Looking for a hard-wearing, long-lasting floor that can stand up to years of use, won't emit toxins, is allergen-free and environmentally friendly? Such flooring may seem magical, but it's widely used in hospitals and clinics for just those reasons. And the good news is that you can get it for your home. It's called marmoleum -- also known as linoleum -- an all-natural product, made from linseed oil, wood flour, pine resin and jute. It lasts for years and, at the end of its useful life, it's biologically degradable. Marmoleum comes in a wide range of colours and is available as tiles or sheet flooring. Marmoleum tiles are installed in the same way as other tile floors.
Prepare the surface
Remove all the furniture from the room. Take out skirting boards, mouldings and radiators.
Ensure the sub-floor is sound and tighten any loose floorboards by screwing them into the underlying floor joists.
Use a levelling compound to fill in any seams in the sub floor.
Bring your marmoleum tiles into the room at least 48 hours before you install them so they can acclimatise to your home.
Find the centre of the floor. Measure to find the centre of each wall and then snap a chalk line from one wall to the opposite wall. Now snap a second chalk line between the other two walls, crossing over the first line. The crossover is the centre of the room.
Lay the tiles
Starting at the centre, dry fit a row of tile out to the walls on both sides. If one of the tiles next to the wall is less than half a tile in width, adjust the centre point so that the two end tiles will be approximately the same width.
Begin at the centre of the room. Use a square-toothed trowel spread tile adhesive over an area approximately 1.2 metres (4 feet) square.
Lay your first row of tiles along the chalk line. Be sure to follow the line closely. If the first row is off, the entire floor will be off.

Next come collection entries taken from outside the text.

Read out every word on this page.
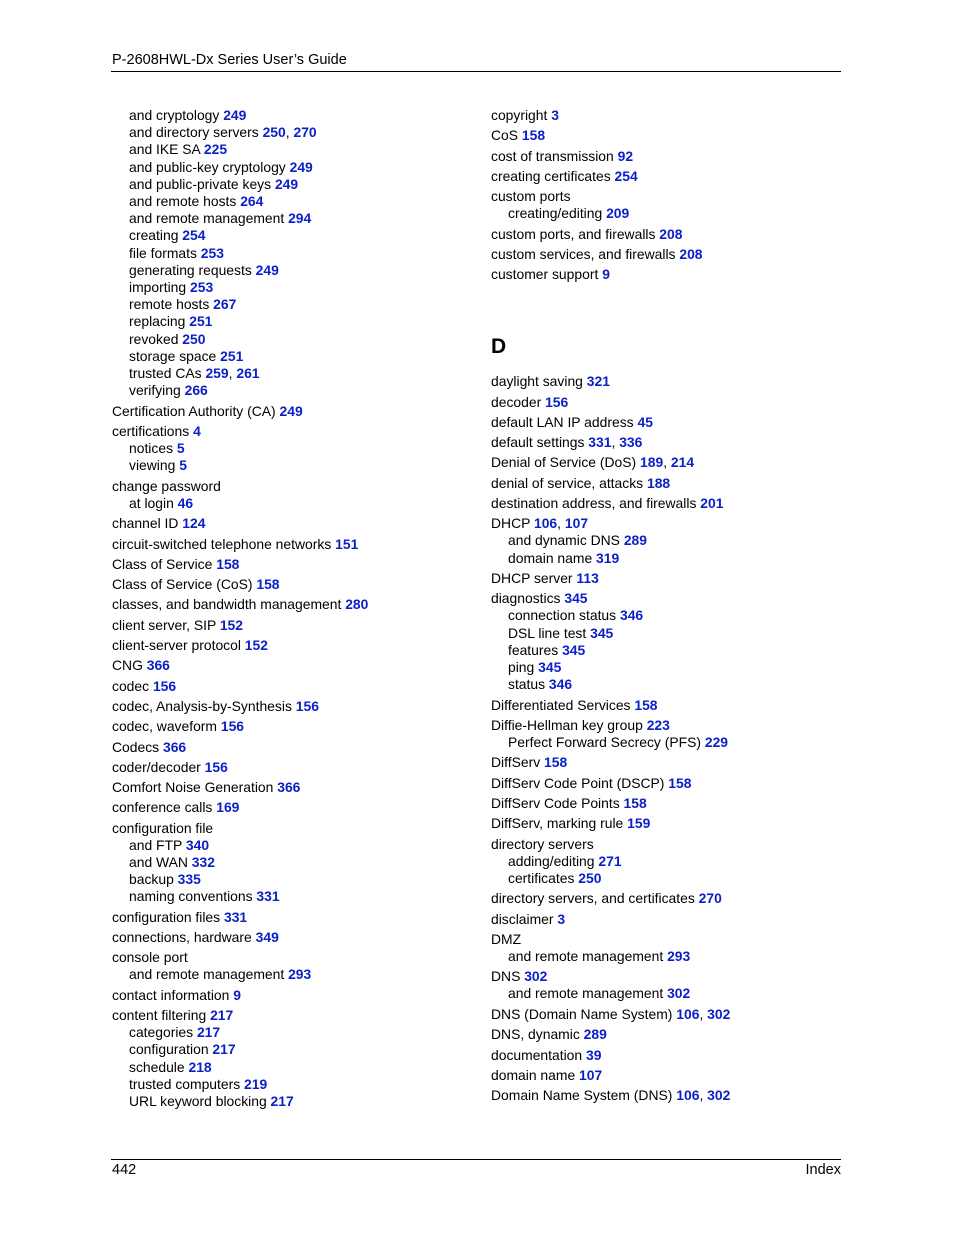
P-2608HWL-Dx Series User’s Guide
and cryptology 249
and directory servers 250, 270
and IKE SA 225
and public-key cryptology 249
and public-private keys 249
and remote hosts 264
and remote management 294
creating 254
file formats 253
generating requests 249
importing 253
remote hosts 267
replacing 251
revoked 250
storage space 251
trusted CAs 259, 261
verifying 266
Certification Authority (CA) 249
certifications 4
notices 5
viewing 5
change password
at login 46
channel ID 124
circuit-switched telephone networks 151
Class of Service 158
Class of Service (CoS) 158
classes, and bandwidth management 280
client server, SIP 152
client-server protocol 152
CNG 366
codec 156
codec, Analysis-by-Synthesis 156
codec, waveform 156
Codecs 366
coder/decoder 156
Comfort Noise Generation 366
conference calls 169
configuration file
and FTP 340
and WAN 332
backup 335
naming conventions 331
configuration files 331
connections, hardware 349
console port
and remote management 293
contact information 9
content filtering 217
categories 217
configuration 217
schedule 218
trusted computers 219
URL keyword blocking 217
copyright 3
CoS 158
cost of transmission 92
creating certificates 254
custom ports
creating/editing 209
custom ports, and firewalls 208
custom services, and firewalls 208
customer support 9
D
daylight saving 321
decoder 156
default LAN IP address 45
default settings 331, 336
Denial of Service (DoS) 189, 214
denial of service, attacks 188
destination address, and firewalls 201
DHCP 106, 107
and dynamic DNS 289
domain name 319
DHCP server 113
diagnostics 345
connection status 346
DSL line test 345
features 345
ping 345
status 346
Differentiated Services 158
Diffie-Hellman key group 223
Perfect Forward Secrecy (PFS) 229
DiffServ 158
DiffServ Code Point (DSCP) 158
DiffServ Code Points 158
DiffServ, marking rule 159
directory servers
adding/editing 271
certificates 250
directory servers, and certificates 270
disclaimer 3
DMZ
and remote management 293
DNS 302
and remote management 302
DNS (Domain Name System) 106, 302
DNS, dynamic 289
documentation 39
domain name 107
Domain Name System (DNS) 106, 302
442	Index
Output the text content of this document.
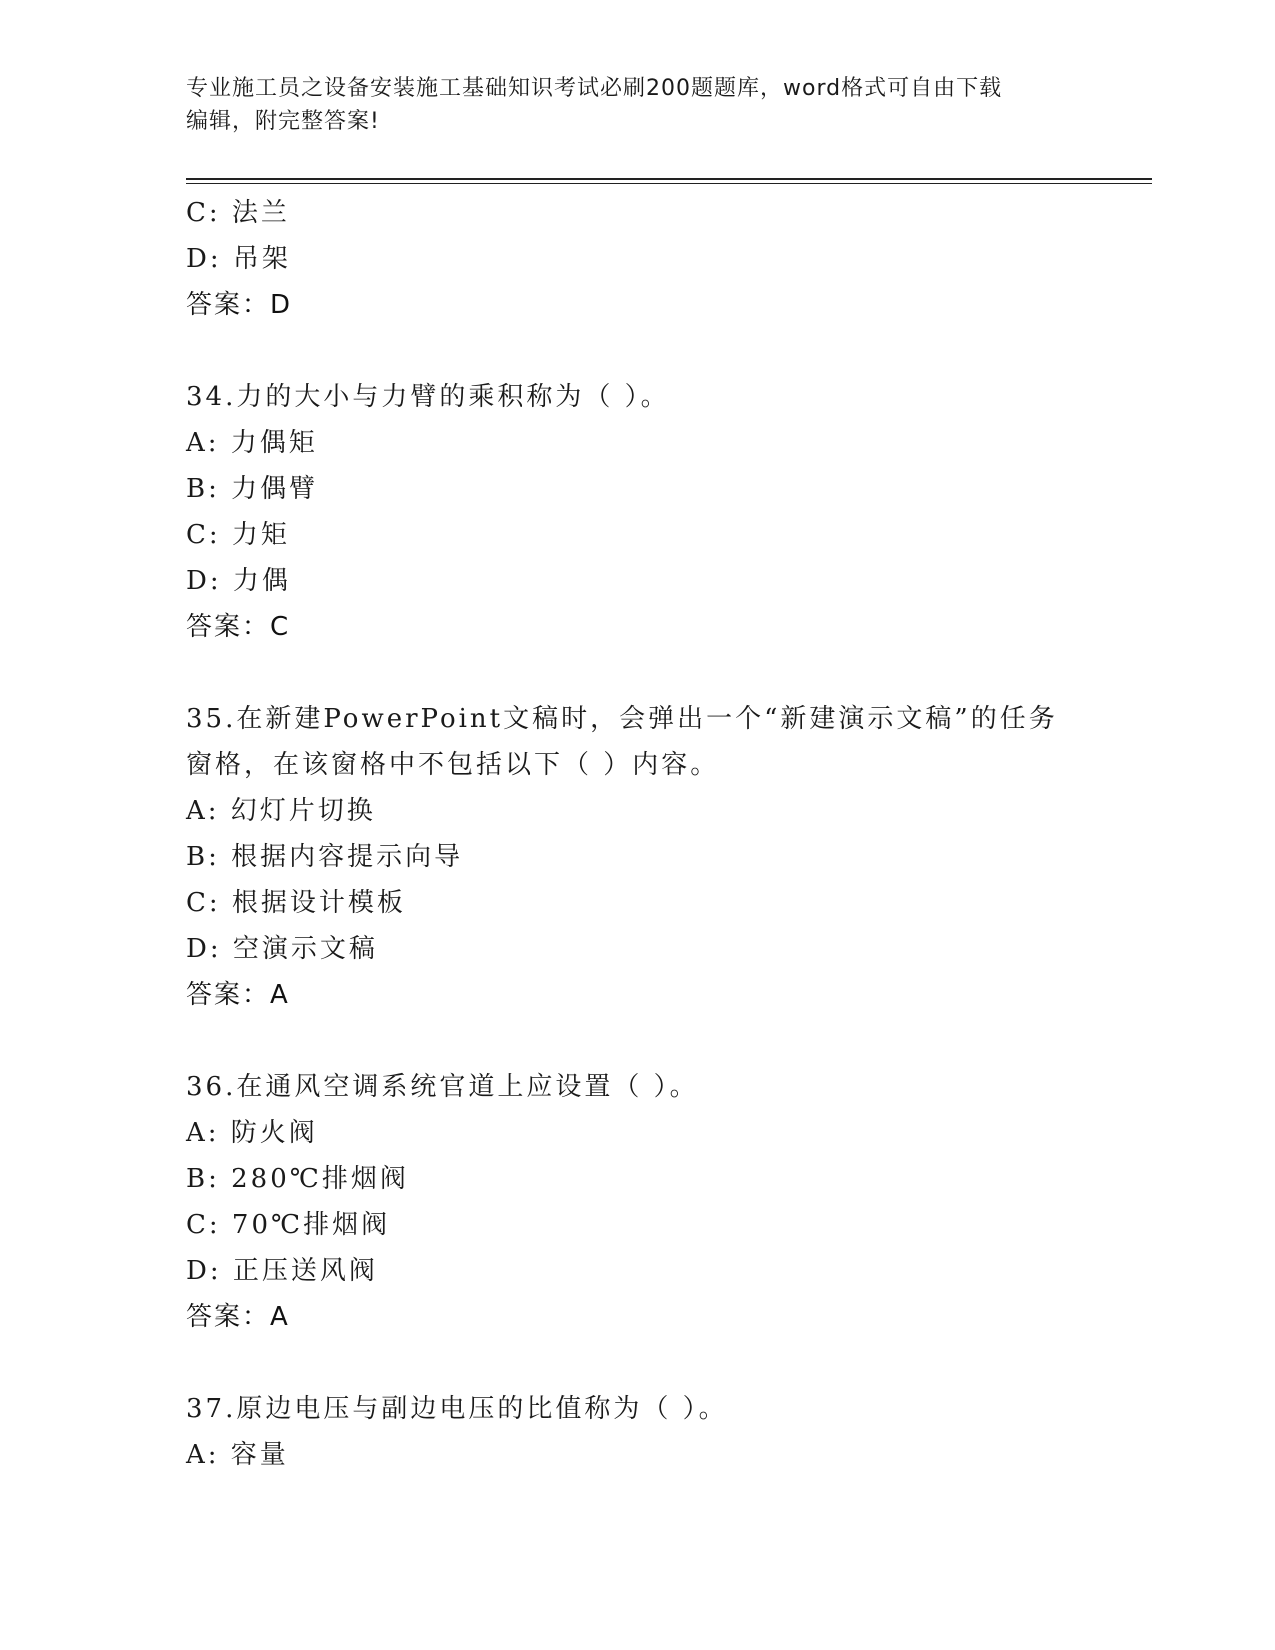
专业施工员之设备安装施工基础知识考试必刷200题题库，word格式可自由下载
编辑，附完整答案!
C: 法兰
D: 吊架
答案：D
34.力的大小与力臂的乘积称为（ ）。
A: 力偶矩
B: 力偶臂
C: 力矩
D: 力偶
答案：C
35.在新建PowerPoint文稿时，会弹出一个“新建演示文稿”的任务
窗格，在该窗格中不包括以下（ ）内容。
A: 幻灯片切换
B: 根据内容提示向导
C: 根据设计模板
D: 空演示文稿
答案：A
36.在通风空调系统官道上应设置（ ）。
A: 防火阀
B: 280℃排烟阀
C: 70℃排烟阀
D: 正压送风阀
答案：A
37.原边电压与副边电压的比值称为（ ）。
A: 容量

Work your way out from the centre, filling in one quadrant at a time.
If any adhesive oozes up between the tiles, wipe it up immediately (with the manufacturer's recommended cleaner).
Use a piece of plywood to kneel on rather than kneeling on the new floor. This will help spread your weight and help the tiles bond to the sub floor.
When you've done a quadrant, roll the tiles with a floor roller to ensure the adhesive is bonded to the backs of the tiles.
Cut tiles to fit against the wall by placing a tile directly on top of the second to last row. Now put another tile against the wall so it overlaps the loose tile. Mark the first tile along the edge of the second tile. This will be your cut line. When you cut on this line, the tile will fit precisely in the gap against the wall.
Always lay your tiles into wet adhesive. Don't spread adhesive over a large area or it will dry before you can install the tiles.
Open more than one box of tiles and use tiles from different boxes for a better looking floor.
Make cardboard templates for cutting oddly shaped tiles.
Tiles can be cut witha special hook-tipped knife or even a utility knife.
Some tile adhesive fumes can be toxic. Read the manufacturer's directions carefully and work in a well-ventilated room.